Hay pobreza, falta de recursos y servicios públicos ante la complacencia de las autoridades municipales.  Algunos alcaldes de Matamoros han pasado a la historia, más que por buen desempeño al frente de las distintas administraciones, por los escándalos y desfalcos a las finanzas públicas. 

Habrá qué recordar a Felipe Medina Cervantes, ex alcalde de Matamoros y a su hermano Javier Medina, que fueron acusados hace algunos años por el delito peculado cometido en agravio de la Hacienda Pública Municipal. En ese entonces, a los hermanos Medina se les acusaba por un desfalco financiero de más o menos 600 mil pesos. 

Matamoros no es precisamente una ciudad que se distinga por poseer niveles de vida aceptables, al contrario, la severa crisis del agro mexicano ha golpeado particularmente aquella zona... Simplemente este año, cientos de pequeños productores de melón se vieron en la necesidad de vender, empeñar, malbaratar (y en el peor de los casos) destruir sus cosechas debido a un añejo problema de “coyotaje” que se presenta en esa ciudad, cuando el ahora expriista e independiente Noé Garza tenía la Secretaría de Agricultura en las manos. 

El dos veces alcalde Raúl Onofre es un hombre experimentado, es un hombre con tradición política en aquel municipio lagunero, sin embargo ni esas cualidades le han bastado para sacar del letargo a su ciudad, al margen de los escasos esfuerzos por dotar de los más elementales servicios públicos, los ciudadanos perciben cansancio, hartazgo y poco interés y entusiasmo por sacar “el barco a flote” por parte del presidente Onofre Contreras. 

De eso hablan los funcionarios municipales cercanos a él, dicen que se trata de un segundo periodo que poco le hizo gracia, dicen que está cansado y que el ímpetu, simplemente se ha ido. 

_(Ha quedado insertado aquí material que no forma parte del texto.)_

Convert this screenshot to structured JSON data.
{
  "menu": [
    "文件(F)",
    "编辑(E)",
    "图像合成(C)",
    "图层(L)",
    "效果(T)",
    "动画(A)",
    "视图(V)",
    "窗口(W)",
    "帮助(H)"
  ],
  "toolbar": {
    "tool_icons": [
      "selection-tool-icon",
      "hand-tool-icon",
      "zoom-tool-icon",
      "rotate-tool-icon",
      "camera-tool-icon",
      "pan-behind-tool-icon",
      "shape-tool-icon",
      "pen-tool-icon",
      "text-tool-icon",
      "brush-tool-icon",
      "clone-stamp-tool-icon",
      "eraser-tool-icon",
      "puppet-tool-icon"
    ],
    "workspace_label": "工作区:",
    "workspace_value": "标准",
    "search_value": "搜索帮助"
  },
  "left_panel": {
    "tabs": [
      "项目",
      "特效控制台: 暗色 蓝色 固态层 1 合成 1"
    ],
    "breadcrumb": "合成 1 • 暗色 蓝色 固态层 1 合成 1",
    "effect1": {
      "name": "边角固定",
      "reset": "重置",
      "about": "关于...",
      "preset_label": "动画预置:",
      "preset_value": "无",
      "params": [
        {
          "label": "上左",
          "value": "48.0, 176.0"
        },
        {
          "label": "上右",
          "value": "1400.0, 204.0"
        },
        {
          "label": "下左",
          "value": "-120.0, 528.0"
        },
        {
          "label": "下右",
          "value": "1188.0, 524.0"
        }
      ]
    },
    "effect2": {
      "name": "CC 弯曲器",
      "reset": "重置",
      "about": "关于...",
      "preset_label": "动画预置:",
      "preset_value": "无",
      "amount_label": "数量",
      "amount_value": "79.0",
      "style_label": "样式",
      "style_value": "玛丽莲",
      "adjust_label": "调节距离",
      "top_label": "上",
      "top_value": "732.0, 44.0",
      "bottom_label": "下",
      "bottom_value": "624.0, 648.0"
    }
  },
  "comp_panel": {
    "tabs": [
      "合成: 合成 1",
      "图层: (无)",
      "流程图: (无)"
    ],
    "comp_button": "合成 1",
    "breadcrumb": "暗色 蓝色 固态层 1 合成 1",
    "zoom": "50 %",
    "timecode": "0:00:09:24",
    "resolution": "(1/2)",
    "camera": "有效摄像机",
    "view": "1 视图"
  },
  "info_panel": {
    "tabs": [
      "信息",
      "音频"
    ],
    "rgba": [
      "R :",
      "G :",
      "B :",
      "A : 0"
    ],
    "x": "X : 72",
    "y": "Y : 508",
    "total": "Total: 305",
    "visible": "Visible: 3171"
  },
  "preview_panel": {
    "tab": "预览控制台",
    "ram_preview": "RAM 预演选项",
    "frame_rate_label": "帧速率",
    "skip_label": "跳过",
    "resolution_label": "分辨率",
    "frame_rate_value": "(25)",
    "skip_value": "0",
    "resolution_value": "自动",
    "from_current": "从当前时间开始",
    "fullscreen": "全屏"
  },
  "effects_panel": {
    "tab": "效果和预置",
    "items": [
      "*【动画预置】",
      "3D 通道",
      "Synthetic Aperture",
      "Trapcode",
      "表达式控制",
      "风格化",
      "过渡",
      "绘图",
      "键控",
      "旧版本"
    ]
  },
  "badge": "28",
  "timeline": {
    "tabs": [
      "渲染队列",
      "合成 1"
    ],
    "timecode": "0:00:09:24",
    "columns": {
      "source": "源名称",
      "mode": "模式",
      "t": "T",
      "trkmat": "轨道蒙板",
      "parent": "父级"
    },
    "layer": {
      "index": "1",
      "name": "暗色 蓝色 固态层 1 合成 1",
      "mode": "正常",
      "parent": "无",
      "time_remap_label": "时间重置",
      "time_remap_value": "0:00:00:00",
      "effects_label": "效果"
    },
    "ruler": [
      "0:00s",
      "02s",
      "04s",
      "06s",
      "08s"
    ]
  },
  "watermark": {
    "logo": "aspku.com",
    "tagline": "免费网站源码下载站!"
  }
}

Desafortunadamente quedan algunos años para que el alcalde concluya el periodo gubernamental y los jóvenes matamorenses que pudieran levantar la mano para la alcaldía (como Juan Carlos Ayup) están concentrados en vuelos más altos. 

Matamoros por ser una ciudad pequeña, no representa atractivo político para los aspirantes, pero se equivocan, existen casos definitivamente virtuosos (como el de la Villa de Santiago en Nuevo León), que proveen de un espacio de remanso para el ajetreo de la zona metropolitana de Monterrey.

Ahí sus representantes sociales buscaron, primero, sacar adelante el encargo (micro), para después centrarse en proyectos futuros (macro).